Auch eine strafrechtlich relevante Sorgfaltspflichtverletzung kann dem Pkw-Lenker nicht nachgewiesen werden. Wenn der Unfall für den 27-Jährigen weder vorhersehbar noch vermeidbar war, scheidet auch dahingehend der Vorwurf der fahrlässigen Tötung aus. Im Ergebnis der gutachterlichen Untersuchungen muss zugunsten des Pkw-Lenkers und seiner Mitfahrer davon ausgegangen werden, dass sie die auf der Straße liegende Frau nicht hatten wahrnehmen können und den nachgewiesenen Kontakt des VW Golf mit dem Unfallopfer auch nicht hatten vermeiden können. Weitere belastende Momente hinsichtlich etwaigen Fehlverhaltens, wie etwa nicht angepasste bzw. überhöhte Geschwindigkeit oder körperliche Mängel beim Führen des Fahrzeugs, sind ebenso wenig nachweisbar bzw. spekulativ.

Dass die Pkw-Insassen den Anstoß gegen einen auf der Straße liegenden Menschen bemerkt oder auch nur für möglich gehalten und billigend in Kauf nahmen und ihre Fahrt dennoch einfach fortsetzten, ist nicht nachzuweisen. Zwar muss eine Kollision mit dem auf der Straße liegenden Unfallopfer wahrnehmbar für die Fahrzeuginsassen gewesen sein. Doch gerade bei den zur Unfallzeit herrschenden winterlichen Straßenverhältnissen kann eine solche akustische (hörbare) bzw. taktile (spürbare) Wahrnehmung auch auf das Fahren gegen Eis- oder Schneeklumpen zurückzuführen sein. Der Beweis, dass die Autoinsassen einen Zusammenstoß mit einem Menschen in Erwägung hätten ziehen müssen und trotzdem einfach weiterfuhren bzw. nicht halfen, kann nicht geführt werden. In der juristischen Konsequenz können damit dem Pkw-Lenker deshalb weder ein versuchtes Tötungsdelikt durch Unterlassen, noch das unerlaubte Entfernen vom Unfallort nachgewiesen werden. Gleiches gilt für die beiden Mitfahrer bezüglich des Vorwurfs der unterlassenen Hilfeleistung.

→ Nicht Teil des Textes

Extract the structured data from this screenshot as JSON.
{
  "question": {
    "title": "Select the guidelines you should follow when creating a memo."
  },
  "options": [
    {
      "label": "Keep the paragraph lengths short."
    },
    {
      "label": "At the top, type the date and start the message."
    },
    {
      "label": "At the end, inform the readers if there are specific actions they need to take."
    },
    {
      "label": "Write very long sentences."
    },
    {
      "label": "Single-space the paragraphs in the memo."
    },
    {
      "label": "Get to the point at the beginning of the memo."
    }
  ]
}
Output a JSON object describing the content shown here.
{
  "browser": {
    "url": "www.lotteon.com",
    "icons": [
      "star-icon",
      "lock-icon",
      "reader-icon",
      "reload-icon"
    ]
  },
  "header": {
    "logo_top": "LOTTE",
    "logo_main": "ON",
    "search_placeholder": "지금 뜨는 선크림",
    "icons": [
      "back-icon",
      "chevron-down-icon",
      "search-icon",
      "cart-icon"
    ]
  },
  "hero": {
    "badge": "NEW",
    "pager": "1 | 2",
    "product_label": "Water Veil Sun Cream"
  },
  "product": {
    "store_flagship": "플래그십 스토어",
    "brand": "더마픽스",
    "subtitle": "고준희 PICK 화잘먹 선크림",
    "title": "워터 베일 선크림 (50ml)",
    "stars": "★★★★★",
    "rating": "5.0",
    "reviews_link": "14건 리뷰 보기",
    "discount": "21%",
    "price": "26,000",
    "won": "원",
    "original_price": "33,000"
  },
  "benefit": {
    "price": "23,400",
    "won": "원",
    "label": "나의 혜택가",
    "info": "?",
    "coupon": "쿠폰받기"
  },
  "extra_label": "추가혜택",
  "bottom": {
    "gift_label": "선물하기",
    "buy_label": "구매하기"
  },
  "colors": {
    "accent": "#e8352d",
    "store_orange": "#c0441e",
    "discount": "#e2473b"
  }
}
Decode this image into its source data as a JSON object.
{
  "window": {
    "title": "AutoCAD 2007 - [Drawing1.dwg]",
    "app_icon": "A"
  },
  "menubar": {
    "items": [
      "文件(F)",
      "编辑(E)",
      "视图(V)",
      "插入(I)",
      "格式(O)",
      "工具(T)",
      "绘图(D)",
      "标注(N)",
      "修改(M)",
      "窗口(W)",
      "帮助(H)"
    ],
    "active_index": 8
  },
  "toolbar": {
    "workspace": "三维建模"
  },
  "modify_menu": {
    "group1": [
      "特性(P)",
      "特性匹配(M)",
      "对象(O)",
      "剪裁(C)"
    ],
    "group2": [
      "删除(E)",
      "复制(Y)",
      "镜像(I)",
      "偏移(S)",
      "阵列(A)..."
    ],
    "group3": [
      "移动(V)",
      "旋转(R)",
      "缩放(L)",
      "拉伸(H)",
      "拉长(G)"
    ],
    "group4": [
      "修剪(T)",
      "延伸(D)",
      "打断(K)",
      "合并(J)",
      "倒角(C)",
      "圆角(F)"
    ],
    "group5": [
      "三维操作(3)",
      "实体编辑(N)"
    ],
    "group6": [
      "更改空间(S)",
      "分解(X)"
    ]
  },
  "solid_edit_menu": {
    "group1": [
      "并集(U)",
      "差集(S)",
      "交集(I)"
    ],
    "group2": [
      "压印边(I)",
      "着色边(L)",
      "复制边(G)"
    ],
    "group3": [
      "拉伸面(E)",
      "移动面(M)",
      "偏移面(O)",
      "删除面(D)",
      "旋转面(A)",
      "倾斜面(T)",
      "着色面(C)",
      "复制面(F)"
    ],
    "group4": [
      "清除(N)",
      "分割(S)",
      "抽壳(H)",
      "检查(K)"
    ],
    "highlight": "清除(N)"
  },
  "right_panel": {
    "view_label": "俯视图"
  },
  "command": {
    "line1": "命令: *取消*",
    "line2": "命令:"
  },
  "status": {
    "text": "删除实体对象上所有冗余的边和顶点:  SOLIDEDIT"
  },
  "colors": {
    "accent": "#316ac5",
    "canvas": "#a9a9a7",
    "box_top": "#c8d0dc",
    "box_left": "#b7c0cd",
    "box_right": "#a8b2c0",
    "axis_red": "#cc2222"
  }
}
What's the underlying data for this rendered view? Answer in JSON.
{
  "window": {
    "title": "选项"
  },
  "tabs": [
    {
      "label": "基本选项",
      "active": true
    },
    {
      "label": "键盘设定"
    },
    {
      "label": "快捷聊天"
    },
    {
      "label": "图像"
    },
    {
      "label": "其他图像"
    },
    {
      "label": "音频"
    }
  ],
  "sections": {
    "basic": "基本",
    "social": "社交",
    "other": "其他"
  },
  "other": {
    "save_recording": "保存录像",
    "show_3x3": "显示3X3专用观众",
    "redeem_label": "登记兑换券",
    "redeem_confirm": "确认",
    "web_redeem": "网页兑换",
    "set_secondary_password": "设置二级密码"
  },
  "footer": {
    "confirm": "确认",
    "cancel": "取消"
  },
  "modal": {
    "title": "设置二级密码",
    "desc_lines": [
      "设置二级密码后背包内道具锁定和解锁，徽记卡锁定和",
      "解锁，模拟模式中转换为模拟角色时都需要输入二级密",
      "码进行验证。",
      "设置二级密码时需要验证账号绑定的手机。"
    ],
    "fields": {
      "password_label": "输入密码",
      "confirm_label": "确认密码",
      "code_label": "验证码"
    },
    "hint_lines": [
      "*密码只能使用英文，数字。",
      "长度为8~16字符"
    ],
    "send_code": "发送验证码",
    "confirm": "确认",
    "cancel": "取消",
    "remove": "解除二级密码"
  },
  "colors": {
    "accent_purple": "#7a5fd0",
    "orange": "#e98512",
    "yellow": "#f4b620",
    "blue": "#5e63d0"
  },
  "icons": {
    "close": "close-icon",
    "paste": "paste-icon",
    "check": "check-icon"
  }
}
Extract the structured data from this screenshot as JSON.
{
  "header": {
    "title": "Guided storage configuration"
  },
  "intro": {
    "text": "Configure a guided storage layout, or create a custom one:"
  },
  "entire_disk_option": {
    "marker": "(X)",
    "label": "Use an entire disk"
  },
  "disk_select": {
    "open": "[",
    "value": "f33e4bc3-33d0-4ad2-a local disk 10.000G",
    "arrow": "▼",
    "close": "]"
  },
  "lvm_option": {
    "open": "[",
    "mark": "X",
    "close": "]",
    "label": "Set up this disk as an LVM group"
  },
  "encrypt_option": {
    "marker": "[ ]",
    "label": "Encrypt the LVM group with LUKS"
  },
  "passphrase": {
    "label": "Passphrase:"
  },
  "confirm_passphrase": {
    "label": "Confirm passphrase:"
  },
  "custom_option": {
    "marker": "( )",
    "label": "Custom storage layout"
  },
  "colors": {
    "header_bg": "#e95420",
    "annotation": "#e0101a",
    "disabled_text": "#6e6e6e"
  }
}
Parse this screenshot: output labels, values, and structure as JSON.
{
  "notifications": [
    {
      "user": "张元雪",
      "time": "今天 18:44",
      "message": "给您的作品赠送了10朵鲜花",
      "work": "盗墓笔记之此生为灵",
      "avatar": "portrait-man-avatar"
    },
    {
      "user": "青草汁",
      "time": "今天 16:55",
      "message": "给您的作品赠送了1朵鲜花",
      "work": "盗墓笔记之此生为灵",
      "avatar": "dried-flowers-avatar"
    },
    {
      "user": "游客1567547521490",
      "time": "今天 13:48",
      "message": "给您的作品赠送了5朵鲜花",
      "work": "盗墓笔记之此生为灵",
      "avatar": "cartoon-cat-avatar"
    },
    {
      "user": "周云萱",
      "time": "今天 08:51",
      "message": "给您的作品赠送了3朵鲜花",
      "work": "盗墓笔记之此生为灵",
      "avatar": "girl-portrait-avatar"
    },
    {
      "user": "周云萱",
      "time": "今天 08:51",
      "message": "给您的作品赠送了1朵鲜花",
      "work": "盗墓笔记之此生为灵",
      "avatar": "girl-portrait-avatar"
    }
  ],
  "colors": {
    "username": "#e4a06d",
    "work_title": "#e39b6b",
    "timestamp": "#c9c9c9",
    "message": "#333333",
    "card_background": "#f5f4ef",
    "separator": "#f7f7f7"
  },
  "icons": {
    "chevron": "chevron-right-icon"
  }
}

Bei aller menschlicher Tragik des Falles, die auch die beteiligten Ermittler von Polizei und Staatsanwaltschaft von Anfang an nicht unberührt ließ, musste die Entscheidung, das Verfahren im Sinne der geltenden rechtsstaatlichen Prinzipien einzustellen, so getroffen werden - nach dem Grundsatz „in dubio pro reo“ (im Zweifel für den Angeklagten).